Made some good progress on this one this evening.
The original issue this ITS is about is that gnutls_handshake() can, in some versions of GnuTLS, return GNUTLS_E_AGAIN even when the socket is blocking. Specifically, this happens in the case I described with a large CA list sent by the server.
For slapd, the patch I committed is unfortunately completely wrong. It has been using non-blocking sockets forever, EAGAIN is expected and handled robustly -- or it was, until I introduced the busy-loop.
For clients I'm still working on figuring out the right path forward. There is some EAGAIN handling conditional on LDAP_USE_NON_BLOCKING_TLS which itself is behind LDAP_DEVEL. However this code is meant for non-blocking sockets, and in my case it ends up stuck in poll() waiting for a notification that never arrives. In 2.4, ret == 1 simply falls into the success case and proceeds to send data without completing the handshake first.

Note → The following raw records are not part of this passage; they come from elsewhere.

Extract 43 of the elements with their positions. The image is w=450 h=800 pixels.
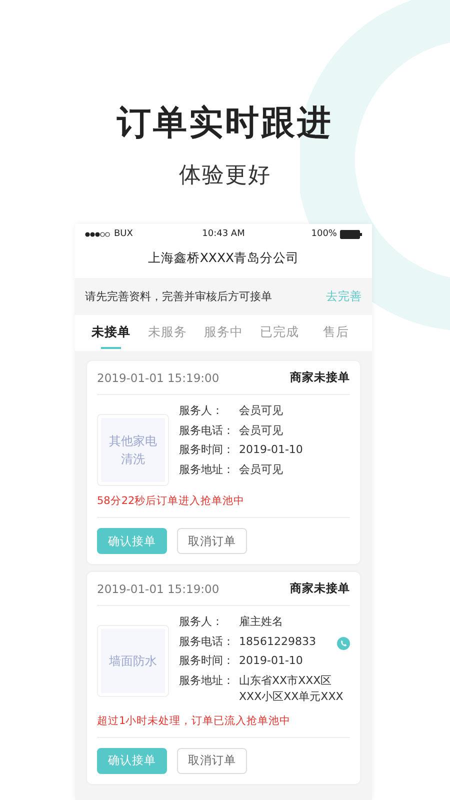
field-value: 山东省XX市XXX区XXX小区XX单元XXX: [239, 672, 344, 705]
order-time: 2019-01-01 15:19:00: [97, 582, 220, 596]
order-tab[interactable]: 售后: [308, 315, 364, 351]
phone-icon[interactable]: [337, 636, 350, 650]
notice-text: 请先完善资料，完善并审核后方可接单: [85, 289, 272, 304]
order-tab[interactable]: 已完成: [252, 315, 308, 351]
battery-icon: [340, 230, 362, 238]
order-tab[interactable]: 未服务: [139, 315, 196, 351]
screen-title: 上海鑫桥XXXX青岛分公司: [75, 244, 372, 278]
field-value: 会员可见: [239, 403, 284, 419]
field-value: 雇主姓名: [239, 614, 284, 630]
field-label: 服务地址：: [179, 672, 235, 688]
field-label: 服务人：: [179, 614, 224, 630]
cancel-button[interactable]: 取消订单: [177, 748, 247, 774]
clock: 10:43 AM: [202, 229, 245, 239]
cancel-button[interactable]: 取消订单: [177, 528, 247, 554]
field-label: 服务地址：: [179, 462, 235, 478]
subheadline: 体验更好: [179, 162, 271, 190]
warning-text: 58分22秒后订单进入抢单池中: [97, 490, 350, 518]
order-time: 2019-01-01 15:19:00: [97, 370, 220, 384]
confirm-button[interactable]: 确认接单: [97, 528, 167, 554]
warning-text: 超过1小时未处理，订单已流入抢单池中: [97, 710, 350, 738]
field-label: 服务时间：: [179, 653, 235, 669]
field-label: 服务人：: [179, 403, 224, 419]
field-value: 2019-01-10: [239, 442, 304, 458]
confirm-button[interactable]: 确认接单: [97, 748, 167, 774]
complete-profile-link[interactable]: 去完善: [326, 289, 362, 304]
field-label: 服务电话：: [179, 634, 235, 650]
field-value: 会员可见: [239, 462, 284, 478]
carrier-name: BUX: [114, 229, 133, 239]
field-value: 2019-01-10: [239, 653, 304, 669]
headline: 订单实时跟进: [117, 102, 333, 145]
category-label: 其他家电清洗: [101, 418, 165, 482]
order-status: 商家未接单: [290, 370, 350, 385]
signal-icon: [85, 232, 111, 236]
category-label: 墙面防水: [101, 629, 165, 693]
field-label: 服务时间：: [179, 442, 235, 458]
order-tab[interactable]: 服务中: [195, 315, 252, 351]
field-value: 会员可见: [239, 422, 284, 438]
field-label: 服务电话：: [179, 422, 235, 438]
order-status: 商家未接单: [290, 581, 350, 596]
field-value: 18561229833: [239, 634, 317, 650]
battery-percent: 100%: [311, 229, 337, 239]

It's possible that what I actually want here is a (ret > 0) case in ldap_int_tls_start for when LDAP_USE_NON_BLOCKING_TLS is absent and ldap_int_tls_connect returns 1. (I'd also need to adapt the non-blocking path to be able to handle a blocking socket as well.)
But it's also possible that gnutls_handshake() returning GNUTLS_E_AGAIN with a blocking socket is simply a GnuTLS bug that was introduced at some point. I still need to determine exactly when and why its behaviour changed. (It is still happening with 3.5.19.)
In any case, my patch has to be reverted, as its impact (making slapd busy-loop) is obviously worse than the status quo (misbehaving clients in a specific case). I have pushed that revert now and will continue digging as time permits.